“Our old quarrel!” said the Professor.
“Because a wild glade is beautiful in its quality of wild glade, you can’t see the beauty in a trim bit of garden, with its delightful suggestion of human thought and care.”
“I object to stiffness,” said Professor Theobald.
His proposals to improve the stately old gardens at the Priory by adding what Lady Engleton called “fatuous wriggles to all the walks, for mere wrigglings’ sake,” had led to hot discussions on the principles of art and the relation of symmetry to the sensibilities of mankind. Lady Engleton thought the Professor crude in taste, and shallow in knowledge, on this point.
“And yet you appreciate so keenly my old enamels, and your eye seeks out, in a minute, a picturesque roof or gable.”
“Perhaps Theobald leans to the picturesque and does not care for the classic,” suggested his colleague; “a fundamental distinction in mental bias.”
“Then why does he enjoy so much of the Renaissance work on caskets and goblets? He was raving about them last night in the choicest English.”
Lady Engleton crossed over to speak to Miss Du Prel. Professor Theobald approached Mrs. Temperley and Joseph Fleming. Hadria knew by some instinct that the Professor had been waiting for an opportunity to speak to her. As he drew near, a feeling of intense enmity arose within her, which reached its highest pitch when he addressed her in a fine, low-toned voice of peculiarly fascinating quality. Every instinct rose up as if in warning. He sat down beside her, and began to talk about the Priory and its history. His ability was obvious, even in his choice of words and his selection of incidents. He had the power of making dry archæological facts almost dramatic. His speech differed from that of most men, in the indefinable manner wherein excellence differs from mediocrity. Yet Hadria was glad to notice some equally indefinable lack, corresponding perhaps to the gap in his consciousness that Lady Engleton had come upon in their discussions on the general principles of art. What was it? A certain stilted, unreal quality? Scarcely. Words refused to fit themselves to the evasive form. Something that suggested the term “second class,” though whether it were the manner or the substance that was responsible for the impression, was difficult to say.
Sometimes his words allowed two possible interpretations to be put upon a sentence. He was a master of the ambiguous. Obviously it was not lack of skill that produced the double-faced phrases.

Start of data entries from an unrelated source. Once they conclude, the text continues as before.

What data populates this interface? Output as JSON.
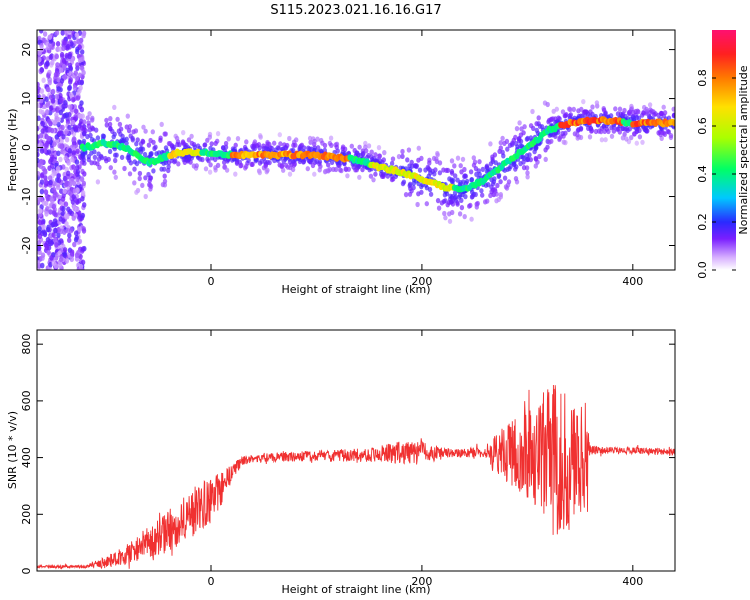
{
  "title": "S115.2023.021.16.16.G17",
  "chart_data": [
    {
      "type": "heatmap",
      "xlabel": "Height of straight line (km)",
      "ylabel": "Frequency (Hz)",
      "xlim": [
        -165,
        440
      ],
      "ylim": [
        -25,
        24
      ],
      "xticks": [
        0,
        200,
        400
      ],
      "yticks": [
        -20,
        -10,
        0,
        10,
        20
      ],
      "colorbar": {
        "label": "Normalized spectral amplitude",
        "range": [
          0,
          1
        ],
        "ticks": [
          0.0,
          0.2,
          0.4,
          0.6,
          0.8
        ],
        "colormap": "rainbow"
      },
      "peak_frequency_track": {
        "x": [
          -120,
          -100,
          -80,
          -60,
          -50,
          -40,
          -30,
          -20,
          0,
          20,
          50,
          100,
          140,
          160,
          180,
          200,
          220,
          240,
          260,
          280,
          300,
          320,
          340,
          360,
          380,
          400,
          430
        ],
        "y": [
          0,
          1,
          0,
          -3,
          -2.5,
          -1.5,
          -1,
          -1,
          -1,
          -1.5,
          -1.5,
          -1.5,
          -2.5,
          -4,
          -5,
          -6.5,
          -8,
          -8.5,
          -6.5,
          -3,
          0,
          3.5,
          5,
          5.5,
          5.5,
          5,
          5
        ]
      },
      "grid": false
    },
    {
      "type": "line",
      "xlabel": "Height of straight line (km)",
      "ylabel": "SNR (10 * v/v)",
      "xlim": [
        -165,
        440
      ],
      "ylim": [
        0,
        850
      ],
      "xticks": [
        0,
        200,
        400
      ],
      "yticks": [
        0,
        200,
        400,
        600,
        800
      ],
      "color": "#f03030",
      "envelope": {
        "x": [
          -165,
          -120,
          -100,
          -80,
          -60,
          -40,
          -20,
          0,
          10,
          20,
          30,
          50,
          100,
          150,
          190,
          200,
          210,
          230,
          260,
          270,
          290,
          310,
          320,
          330,
          340,
          355,
          360,
          400,
          440
        ],
        "center": [
          15,
          15,
          30,
          60,
          100,
          140,
          200,
          250,
          290,
          350,
          390,
          400,
          405,
          410,
          420,
          430,
          415,
          415,
          420,
          420,
          410,
          400,
          400,
          390,
          380,
          390,
          425,
          425,
          420
        ],
        "spread": [
          5,
          5,
          20,
          35,
          55,
          75,
          90,
          80,
          60,
          30,
          15,
          15,
          20,
          25,
          45,
          40,
          25,
          15,
          20,
          70,
          130,
          190,
          280,
          260,
          230,
          180,
          15,
          12,
          12
        ]
      },
      "grid": false
    }
  ]
}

He did not leave his listeners long in doubt as to his personal history. He enjoyed talking about himself. He was a Professor of archæology, and had written various learned books on the subject. But his studies had by no means been confined to the one theme. History had also interested him profoundly. He had published a work on the old houses of England. The Priory figured among them. It was not difficult to discover from the conversation of this singular man, whose subtle and secretive instincts were contradicted, at times, by a strange inconsequent frankness, that his genuine feeling for the picturesque was accompanied by an equally strong predilection for the appurtenances of wealth and splendour; his love of great names and estates being almost of the calibre of the housemaid’s passion for lofty personages in her penny periodical. He seemed to be a man of keen and cunning ability, who studied and played upon the passions and weaknesses of his fellows, possibly for their good, but always as a magician might deal with the beings subject to his power. By what strange lapse did he thus naïvely lay himself open to their smiles?